4. Dual-mode two-pole filter according to claim 3, characterized in that the dielectric rods (13, 15) opposite the coupling elements (9) in one plane and are longitudinally adjustable.

5. Dual-mode two-pole filter according to one of claims 1-4, characterized in that in the at least one high-temperature superconductor film (5) or in the shielding housing (7), a dielectric rod (15) is arranged to adjust the coupling between the dipole modes.

6. Dual-mode two-pole filter according to one of the preceding s claims, characterized in that the dielectric (3) is made of La A10 ₃ .

7. Dual-mode two-pole filter according to one of the preceding o claims, characterized in that the shielding housing (7) consists of a highly conductive metal.

s 8. Dual-mode two-pole filter according to one of the preceding claims, characterized in that the dielectric rods (13, 15) are made of sapphire.

0 9. Dual-mode two-pole filter according to one of claims 2-8, characterized in that the coupling elements (9) are linear coaxial antennas.

10. Dual-mode two-pole filter according to one of claims 2-8, 5 characterized in that the coupling elements (9) are coaxial loops.

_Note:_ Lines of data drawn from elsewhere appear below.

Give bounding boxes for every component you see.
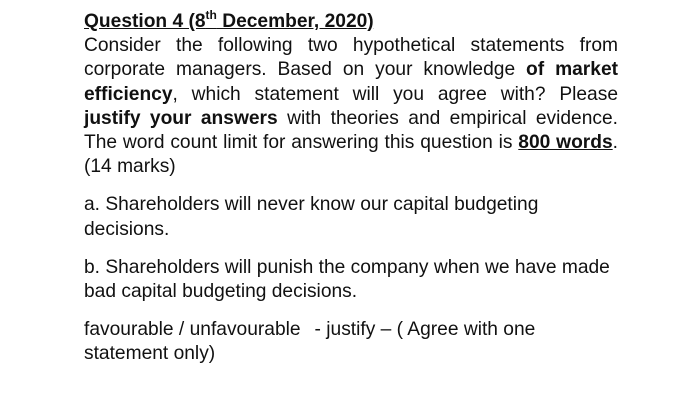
question-body — [84, 34, 618, 179]
body-text-2: , which statement will you agree with? Please — [172, 83, 618, 105]
instruction-right: - justify – ( Agree with one statement only) — [84, 319, 536, 365]
heading-superscript: th — [205, 7, 217, 22]
instruction-line — [84, 318, 618, 366]
body-bold-2: justify your answers — [84, 107, 278, 129]
instruction-left: favourable / unfavourable — [84, 319, 301, 341]
body-bold-1: of market efficiency — [84, 59, 619, 105]
body-text-4: . (14 marks) — [84, 132, 618, 178]
body-text-3: with theories and empirical evidence. The word count limit for answering this question is — [84, 107, 618, 154]
question-document — [84, 7, 619, 367]
body-text-1: Consider the following two hypothetical statements from corporate managers. Based on your knowledge — [84, 35, 618, 81]
word-limit: 800 words — [518, 132, 613, 154]
statement-a: a. Shareholders will never know our capital budgeting decisions. — [84, 194, 539, 240]
heading-prefix: Question 4 (8 — [84, 11, 206, 32]
statement-b: b. Shareholders will punish the company when we have made bad capital budgeting decisions. — [84, 256, 610, 303]
heading-suffix: December, 2020) — [216, 11, 374, 32]
question-heading — [84, 7, 374, 32]
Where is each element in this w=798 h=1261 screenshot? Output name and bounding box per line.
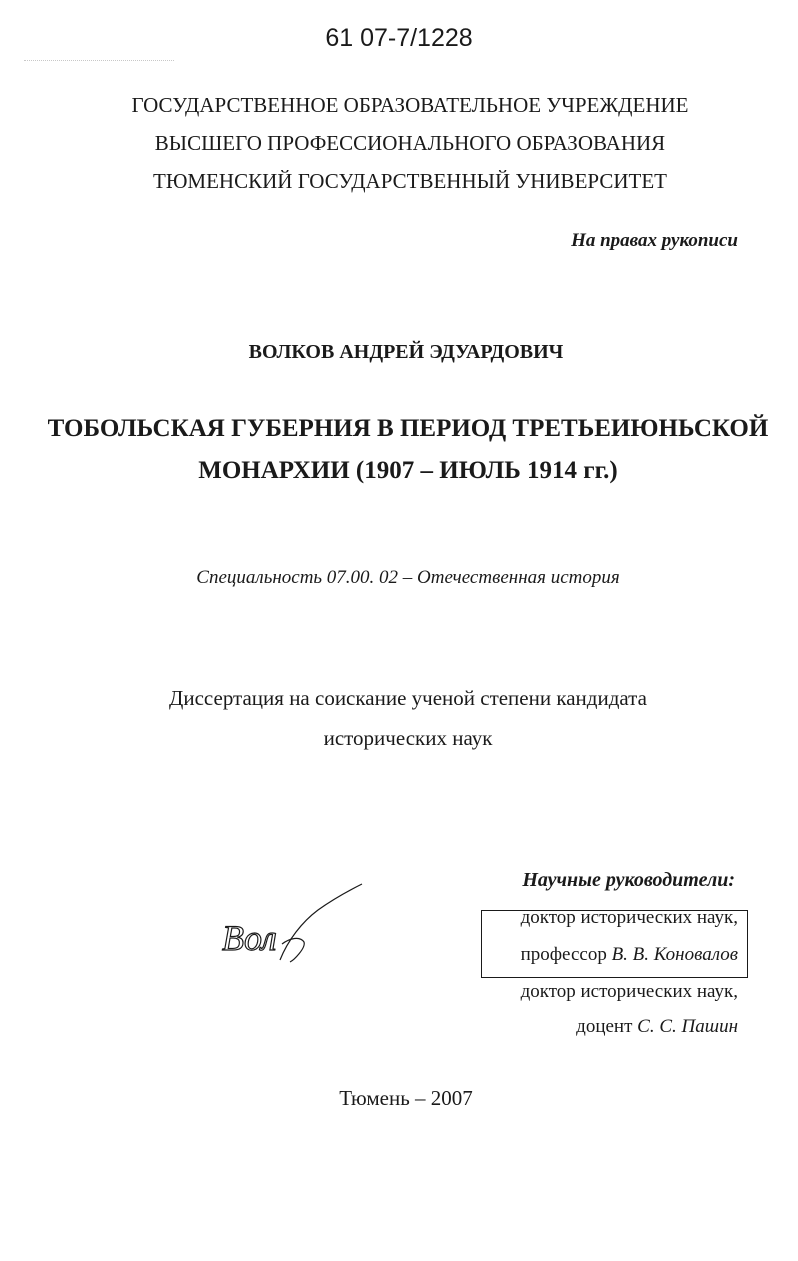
- title-line-1: ТОБОЛЬСКАЯ ГУБЕРНИЯ В ПЕРИОД ТРЕТЬЕИЮНЬСКОЙ: [47, 415, 769, 442]
- supervisor-2-degree: доктор исторических наук,: [520, 981, 738, 1002]
- institution-block: [0, 86, 798, 200]
- degree-line-2: исторических наук: [323, 726, 493, 750]
- author-name: ВОЛКОВ АНДРЕЙ ЭДУАРДОВИЧ: [248, 341, 564, 363]
- supervisor-1-position: профессор: [520, 944, 607, 965]
- title-line-2: МОНАРХИИ (1907 – ИЮЛЬ 1914 гг.): [198, 457, 618, 484]
- supervisor-2-position: доцент: [576, 1016, 633, 1037]
- supervisor-1-degree: доктор исторических наук,: [520, 907, 738, 928]
- signature-text: Вол: [222, 918, 277, 958]
- city-year: Тюмень – 2007: [339, 1086, 473, 1110]
- manuscript-rights-note: На правах рукописи: [571, 230, 738, 251]
- degree-line-1: Диссертация на соискание ученой степени кандидата: [169, 686, 647, 710]
- institution-line-3: ТЮМЕНСКИЙ ГОСУДАРСТВЕННЫЙ УНИВЕРСИТЕТ: [153, 169, 667, 193]
- supervisors-heading: Научные руководители:: [522, 869, 735, 891]
- institution-line-1: ГОСУДАРСТВЕННОЕ ОБРАЗОВАТЕЛЬНОЕ УЧРЕЖДЕНИЕ: [131, 93, 689, 117]
- signature: [220, 880, 370, 970]
- supervisor-1-title: [521, 944, 738, 966]
- institution-line-2: ВЫСШЕГО ПРОФЕССИОНАЛЬНОГО ОБРАЗОВАНИЯ: [154, 131, 666, 155]
- supervisor-2-title: [576, 1016, 738, 1038]
- scan-artifact: [24, 60, 174, 63]
- degree-statement: [0, 678, 798, 758]
- archive-code: 61 07-7/1228: [325, 24, 473, 52]
- supervisor-2-name: С. С. Пашин: [637, 1016, 738, 1037]
- supervisor-1-name: В. В. Коновалов: [611, 944, 738, 965]
- specialty: Специальность 07.00. 02 – Отечественная история: [196, 567, 620, 588]
- dissertation-title: [0, 408, 798, 492]
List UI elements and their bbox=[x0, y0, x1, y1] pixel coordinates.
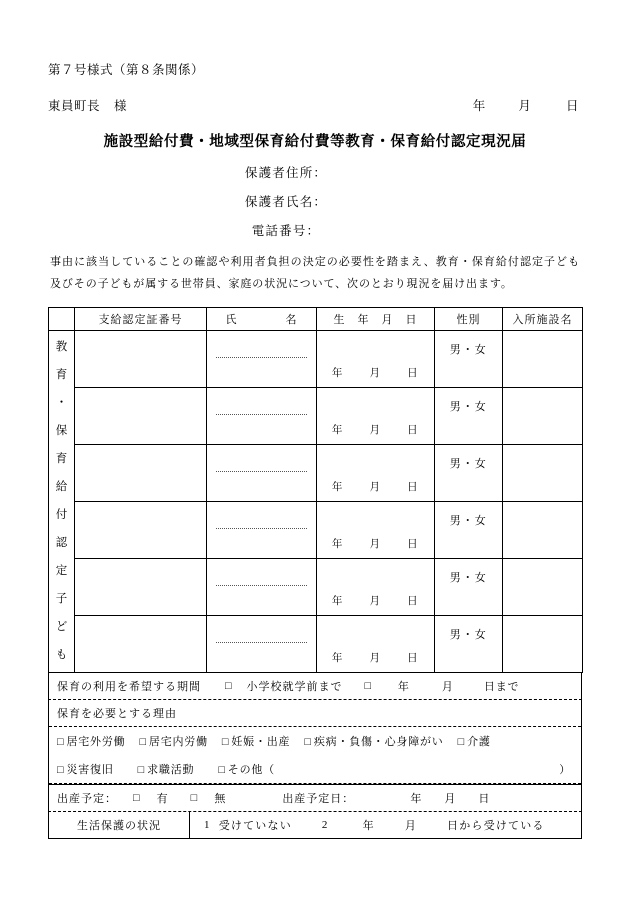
birth-year-label: 年 bbox=[331, 539, 344, 550]
sex-options: 男・女 bbox=[449, 629, 488, 641]
cell-name[interactable] bbox=[207, 559, 317, 616]
table-row bbox=[49, 445, 583, 502]
reason-other-close: ） bbox=[559, 764, 571, 776]
reason-option-outside-work[interactable] bbox=[57, 733, 125, 749]
birth-month-label: 月 bbox=[369, 425, 381, 436]
date-day-label: 日 bbox=[566, 99, 580, 113]
reason-label: その他（ bbox=[227, 764, 275, 776]
checkbox-icon[interactable]: □ bbox=[304, 736, 312, 748]
birth-year-label: 年 bbox=[331, 368, 344, 379]
table-row bbox=[49, 502, 583, 559]
period-checkbox-preschool[interactable]: □ bbox=[225, 680, 233, 692]
checkbox-icon[interactable]: □ bbox=[457, 736, 466, 748]
reason-option-disaster-recovery[interactable] bbox=[57, 761, 114, 777]
page-title: 施設型給付費・地域型保育給付費等教育・保育給付認定現況届 bbox=[103, 134, 527, 150]
header-name: 氏 名 bbox=[207, 308, 317, 331]
vlabel-char: 給 bbox=[55, 480, 68, 493]
vlabel-char: 育 bbox=[55, 452, 68, 465]
cell-facility-name[interactable] bbox=[503, 331, 583, 388]
vlabel-char: 定 bbox=[55, 564, 68, 577]
reason-option-illness[interactable] bbox=[304, 733, 443, 749]
sex-options: 男・女 bbox=[449, 572, 488, 584]
birth-year-label: 年 bbox=[331, 425, 344, 436]
birth-month-label: 月 bbox=[369, 482, 381, 493]
birth-day-label: 日 bbox=[407, 653, 419, 664]
cell-facility-name[interactable] bbox=[503, 616, 583, 673]
header-blank-corner bbox=[49, 308, 75, 331]
vlabel-char: ど bbox=[55, 620, 68, 633]
birth-month-label: 月 bbox=[369, 539, 381, 550]
desired-period-row bbox=[49, 673, 581, 699]
period-year-label: 年 bbox=[397, 681, 410, 693]
cell-certificate-number[interactable] bbox=[75, 445, 207, 502]
reason-options-line-1 bbox=[49, 727, 581, 755]
welfare-options bbox=[190, 812, 581, 838]
reason-option-job-seeking[interactable] bbox=[138, 761, 195, 777]
vlabel-char: 付 bbox=[55, 508, 68, 521]
table-row bbox=[49, 388, 583, 445]
cell-facility-name[interactable] bbox=[503, 502, 583, 559]
child-info-table bbox=[48, 307, 583, 673]
cell-sex[interactable] bbox=[435, 502, 503, 559]
checkbox-icon[interactable]: □ bbox=[137, 764, 146, 776]
reason-option-home-work[interactable] bbox=[139, 733, 207, 749]
name-dotted-line bbox=[216, 585, 308, 586]
vlabel-char: ・ bbox=[55, 396, 68, 409]
table-header-row bbox=[49, 308, 583, 331]
period-option-preschool: 小学校就学前まで bbox=[246, 681, 343, 693]
submission-date-line bbox=[473, 96, 582, 114]
welfare-row bbox=[49, 812, 581, 838]
birth-plan-checkbox-yes[interactable]: □ bbox=[133, 792, 141, 804]
cell-facility-name[interactable] bbox=[503, 445, 583, 502]
cell-name[interactable] bbox=[207, 331, 317, 388]
reason-label: 居宅内労働 bbox=[148, 736, 208, 748]
cell-name[interactable] bbox=[207, 445, 317, 502]
cell-birthdate[interactable] bbox=[317, 445, 435, 502]
guardian-name-label: 保護者氏名： bbox=[244, 195, 328, 209]
reason-other-open bbox=[218, 761, 275, 777]
sex-options: 男・女 bbox=[449, 401, 488, 413]
period-month-label: 月 bbox=[441, 681, 454, 693]
reason-option-nursing-care[interactable] bbox=[458, 733, 491, 749]
vlabel-char: 子 bbox=[55, 592, 68, 605]
cell-birthdate[interactable] bbox=[317, 559, 435, 616]
header-sex: 性別 bbox=[435, 308, 503, 331]
birth-plan-block bbox=[48, 785, 582, 812]
desired-period-label: 保育の利用を希望する期間 bbox=[57, 681, 201, 693]
welfare-year-label: 年 bbox=[362, 820, 375, 832]
vlabel-char: も bbox=[55, 648, 68, 661]
cell-name[interactable] bbox=[207, 502, 317, 559]
table-row bbox=[49, 331, 583, 388]
table-row bbox=[49, 616, 583, 673]
addressee-name: 東員町長 bbox=[48, 99, 101, 113]
welfare-label: 生活保護の状況 bbox=[49, 812, 190, 838]
document-body bbox=[48, 60, 582, 839]
checkbox-icon[interactable]: □ bbox=[139, 736, 147, 748]
vertical-row-label bbox=[49, 331, 75, 673]
sex-options: 男・女 bbox=[449, 458, 488, 470]
birth-plan-label: 出産予定： bbox=[57, 793, 117, 805]
reason-heading: 保育を必要とする理由 bbox=[49, 700, 581, 727]
preamble-text: 事由に該当していることの確認や利用者負担の決定の必要性を踏まえ、教育・保育給付認定子ども及びその子どもが属する世帯員、家庭の状況について、次のとおり現況を届け出ます。 bbox=[50, 256, 580, 290]
birth-plan-yes-label: 有 bbox=[156, 793, 169, 805]
cell-birthdate[interactable] bbox=[317, 388, 435, 445]
cell-facility-name[interactable] bbox=[503, 388, 583, 445]
birth-day-label: 日 bbox=[407, 539, 419, 550]
due-day-label: 日 bbox=[478, 793, 491, 805]
birth-plan-no-label: 無 bbox=[214, 793, 227, 805]
reason-label: 介護 bbox=[467, 736, 491, 748]
name-dotted-line bbox=[216, 528, 308, 529]
reason-label: 疾病・負傷・心身障がい bbox=[313, 736, 444, 748]
name-dotted-line bbox=[216, 357, 308, 358]
cell-certificate-number[interactable] bbox=[75, 616, 207, 673]
welfare-option-2-label: 日から受けている bbox=[447, 820, 545, 832]
vlabel-char: 認 bbox=[55, 536, 68, 549]
sex-options: 男・女 bbox=[449, 344, 488, 356]
birth-day-label: 日 bbox=[407, 425, 419, 436]
welfare-month-label: 月 bbox=[404, 820, 418, 832]
period-checkbox-date[interactable]: □ bbox=[364, 680, 372, 692]
reason-option-pregnancy[interactable] bbox=[222, 733, 290, 749]
guardian-address-label: 保護者住所： bbox=[244, 166, 328, 180]
vlabel-char: 保 bbox=[55, 424, 68, 437]
cell-sex[interactable] bbox=[435, 559, 503, 616]
addressee-honorific: 様 bbox=[114, 99, 128, 113]
name-dotted-line bbox=[216, 414, 308, 415]
cell-certificate-number[interactable] bbox=[75, 559, 207, 616]
reason-label: 居宅外労働 bbox=[66, 736, 126, 748]
name-dotted-line bbox=[216, 471, 308, 472]
vlabel-char: 育 bbox=[55, 368, 68, 381]
table-row bbox=[49, 559, 583, 616]
header-facility-name: 入所施設名 bbox=[503, 308, 583, 331]
phone-number-label: 電話番号： bbox=[251, 224, 321, 238]
birth-year-label: 年 bbox=[331, 596, 344, 607]
date-year-label: 年 bbox=[472, 99, 486, 113]
checkbox-icon[interactable]: □ bbox=[218, 764, 226, 776]
welfare-option-1-number[interactable]: 1 bbox=[204, 819, 211, 831]
vlabel-char: 教 bbox=[55, 340, 68, 353]
birth-day-label: 日 bbox=[407, 482, 419, 493]
birth-year-label: 年 bbox=[331, 653, 344, 664]
cell-sex[interactable] bbox=[435, 616, 503, 673]
reason-block bbox=[48, 700, 582, 785]
cell-name[interactable] bbox=[207, 616, 317, 673]
welfare-option-2-number[interactable]: 2 bbox=[321, 819, 329, 831]
reason-options-line-2 bbox=[49, 755, 581, 784]
birth-plan-row bbox=[49, 785, 581, 811]
checkbox-icon[interactable]: □ bbox=[57, 764, 65, 776]
welfare-option-1-label: 受けていない bbox=[218, 820, 292, 832]
birth-day-label: 日 bbox=[407, 596, 419, 607]
cell-birthdate[interactable] bbox=[317, 502, 435, 559]
name-dotted-line bbox=[216, 642, 308, 643]
sex-options: 男・女 bbox=[449, 515, 488, 527]
birth-year-label: 年 bbox=[331, 482, 344, 493]
cell-sex[interactable] bbox=[435, 445, 503, 502]
cell-name[interactable] bbox=[207, 388, 317, 445]
header-certificate-number: 支給認定証番号 bbox=[75, 308, 207, 331]
birth-plan-checkbox-no[interactable]: □ bbox=[190, 792, 199, 804]
cell-sex[interactable] bbox=[435, 331, 503, 388]
reason-option-other[interactable] bbox=[218, 761, 581, 777]
due-year-label: 年 bbox=[410, 793, 423, 805]
cell-birthdate[interactable] bbox=[317, 331, 435, 388]
cell-certificate-number[interactable] bbox=[75, 331, 207, 388]
cell-birthdate[interactable] bbox=[317, 616, 435, 673]
cell-certificate-number[interactable] bbox=[75, 502, 207, 559]
reason-label: 妊娠・出産 bbox=[231, 736, 291, 748]
reason-label: 求職活動 bbox=[147, 764, 195, 776]
birth-month-label: 月 bbox=[369, 368, 381, 379]
checkbox-icon[interactable]: □ bbox=[221, 736, 230, 748]
header-birthdate: 生 年 月 日 bbox=[317, 308, 435, 331]
welfare-block bbox=[48, 812, 582, 839]
checkbox-icon[interactable]: □ bbox=[57, 736, 65, 748]
date-month-label: 月 bbox=[518, 99, 532, 113]
period-day-until-label: 日まで bbox=[483, 681, 520, 693]
form-number: 第７号様式（第８条関係） bbox=[48, 63, 205, 77]
due-month-label: 月 bbox=[444, 793, 457, 805]
birth-day-label: 日 bbox=[407, 368, 419, 379]
reason-label: 災害復旧 bbox=[66, 764, 114, 776]
desired-period-block bbox=[48, 673, 582, 700]
cell-certificate-number[interactable] bbox=[75, 388, 207, 445]
birth-month-label: 月 bbox=[369, 596, 381, 607]
addressee-row bbox=[48, 96, 582, 114]
due-date-label: 出産予定日： bbox=[282, 793, 355, 805]
cell-sex[interactable] bbox=[435, 388, 503, 445]
cell-facility-name[interactable] bbox=[503, 559, 583, 616]
birth-month-label: 月 bbox=[369, 653, 381, 664]
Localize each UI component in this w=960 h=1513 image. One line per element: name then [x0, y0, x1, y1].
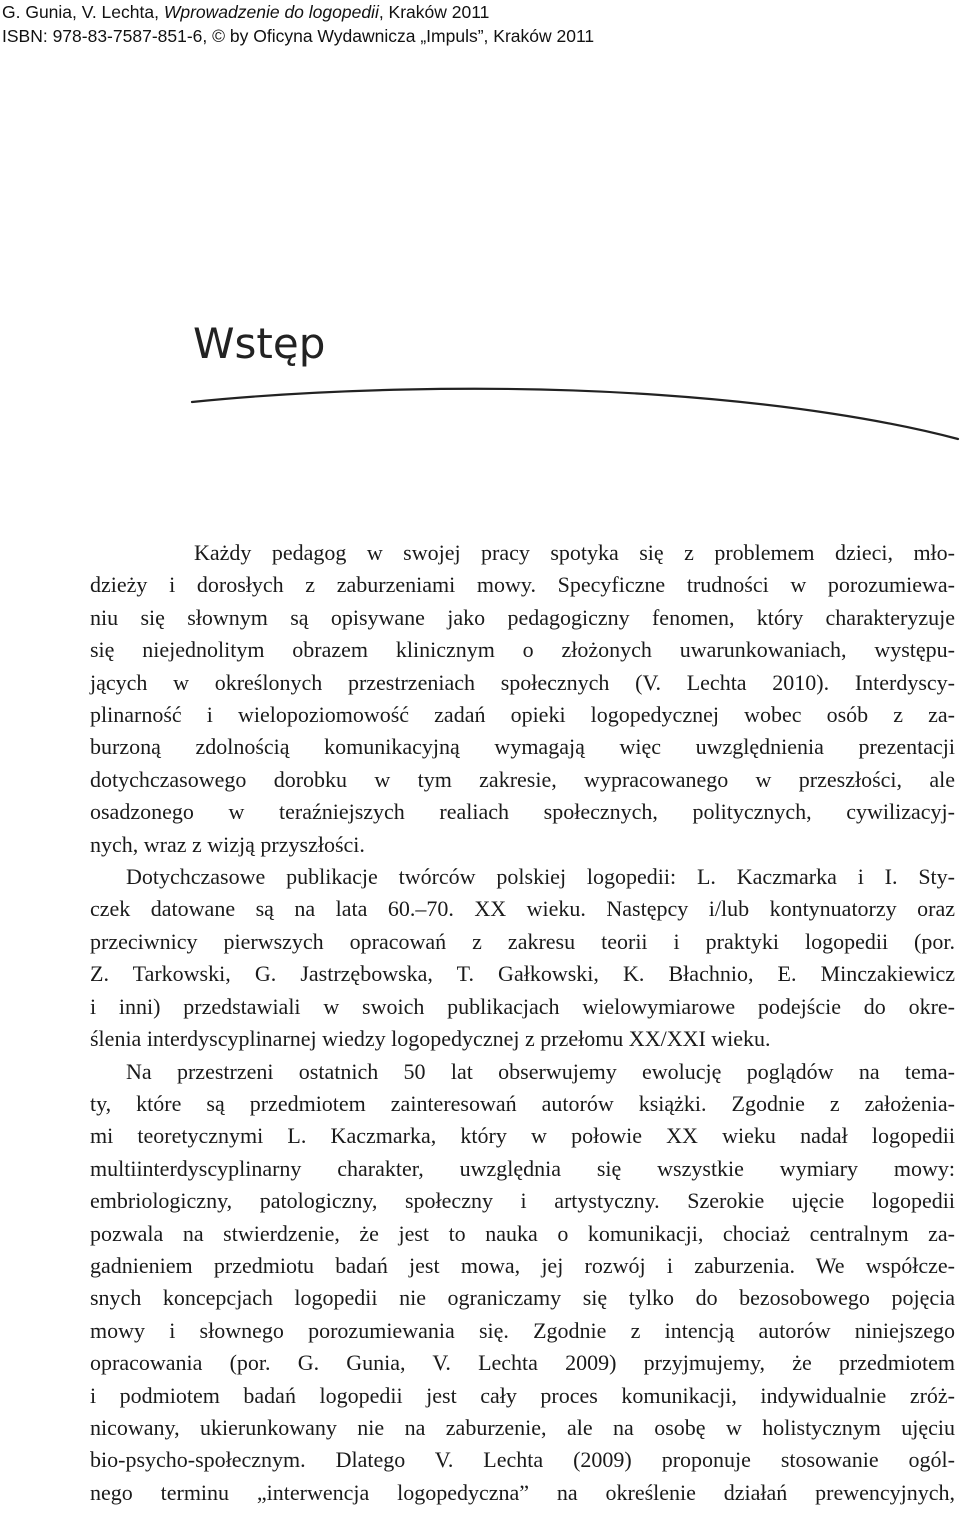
citation-place-year: , Kraków 2011	[378, 2, 490, 22]
text-line: Każdy pedagog w swojej pracy spotyka się z problemem dzieci, mło-	[194, 540, 955, 565]
text-line: mowy i słownego porozumiewania się. Zgodnie z intencją autorów niniejszego	[90, 1317, 955, 1343]
paragraph-1	[90, 537, 955, 861]
text-line: plinarność i wielopoziomowość zadań opieki logopedycznej wobec osób z za-	[90, 702, 955, 728]
citation-book-title: Wprowadzenie do logopedii	[163, 2, 379, 22]
text-line: i inni) przedstawiali w swoich publikacjach wielowymiarowe podejście do okre-	[90, 993, 955, 1019]
text-line: nego terminu „interwencja logopedyczna” na określenie działań prewencyjnych,	[90, 1479, 955, 1505]
text-line: embriologiczny, patologiczny, społeczny i artystyczny. Szerokie ujęcie logopedii	[90, 1188, 955, 1214]
title-decorative-rule	[190, 385, 960, 445]
citation-authors: G. Gunia, V. Lechta,	[2, 2, 164, 22]
text-line: ślenia interdyscyplinarnej wiedzy logopedycznej z przełomu XX/XXI wieku.	[90, 1026, 771, 1052]
text-line: gadnieniem przedmiotu badań jest mowa, jej rozwój i zaburzenia. We współcze-	[90, 1252, 955, 1278]
citation-line	[2, 0, 952, 24]
text-line: jących w określonych przestrzeniach społecznych (V. Lechta 2010). Interdyscy-	[90, 669, 955, 695]
text-line: mi teoretycznymi L. Kaczmarka, który w połowie XX wieku nadał logopedii	[90, 1123, 955, 1149]
text-line: opracowania (por. G. Gunia, V. Lechta 2009) przyjmujemy, że przedmiotem	[90, 1350, 955, 1376]
text-line: dotychczasowego dorobku w tym zakresie, wypracowanego w przeszłości, ale	[90, 766, 955, 792]
text-line: czek datowane są na lata 60.–70. XX wieku. Następcy i/lub kontynuatorzy oraz	[90, 896, 955, 922]
body-text	[90, 537, 955, 1509]
text-line: Dotychczasowe publikacje twórców polskiej logopedii: L. Kaczmarka i I. Sty-	[126, 864, 955, 890]
text-line: burzoną zdolnością komunikacyjną wymagają więc uwzględnienia prezentacji	[90, 734, 955, 760]
text-line: pozwala na stwierdzenie, że jest to nauka o komunikacji, chociaż centralnym za-	[90, 1220, 955, 1246]
text-line: Na przestrzeni ostatnich 50 lat obserwujemy ewolucję poglądów na tema-	[126, 1058, 955, 1084]
text-line: multiinterdyscyplinarny charakter, uwzględnia się wszystkie wymiary mowy:	[90, 1155, 955, 1181]
text-line: ty, które są przedmiotem zainteresowań autorów książki. Zgodnie z założenia-	[90, 1090, 955, 1116]
paragraph-2	[90, 861, 955, 1055]
text-line: snych koncepcjach logopedii nie ograniczamy się tylko do bezosobowego pojęcia	[90, 1285, 955, 1311]
paragraph-3	[90, 1056, 955, 1510]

11. Multi-pole dual-mode filter characterized by 0 at least two dual-mode two-pole filters (1, 1) according to one of claims 1 to 10.

12. Multi-pole dual-mode filter according to claim 11, characterized in 5 that hemispherical dielectrics (3) are arranged side by side.

13. Multi-pole dual-mode filter according to claim 11 or 12, characterized in that the distance between the at least two hemispherical dielectrics (3) defines the coupling between the two resonators (1, 1).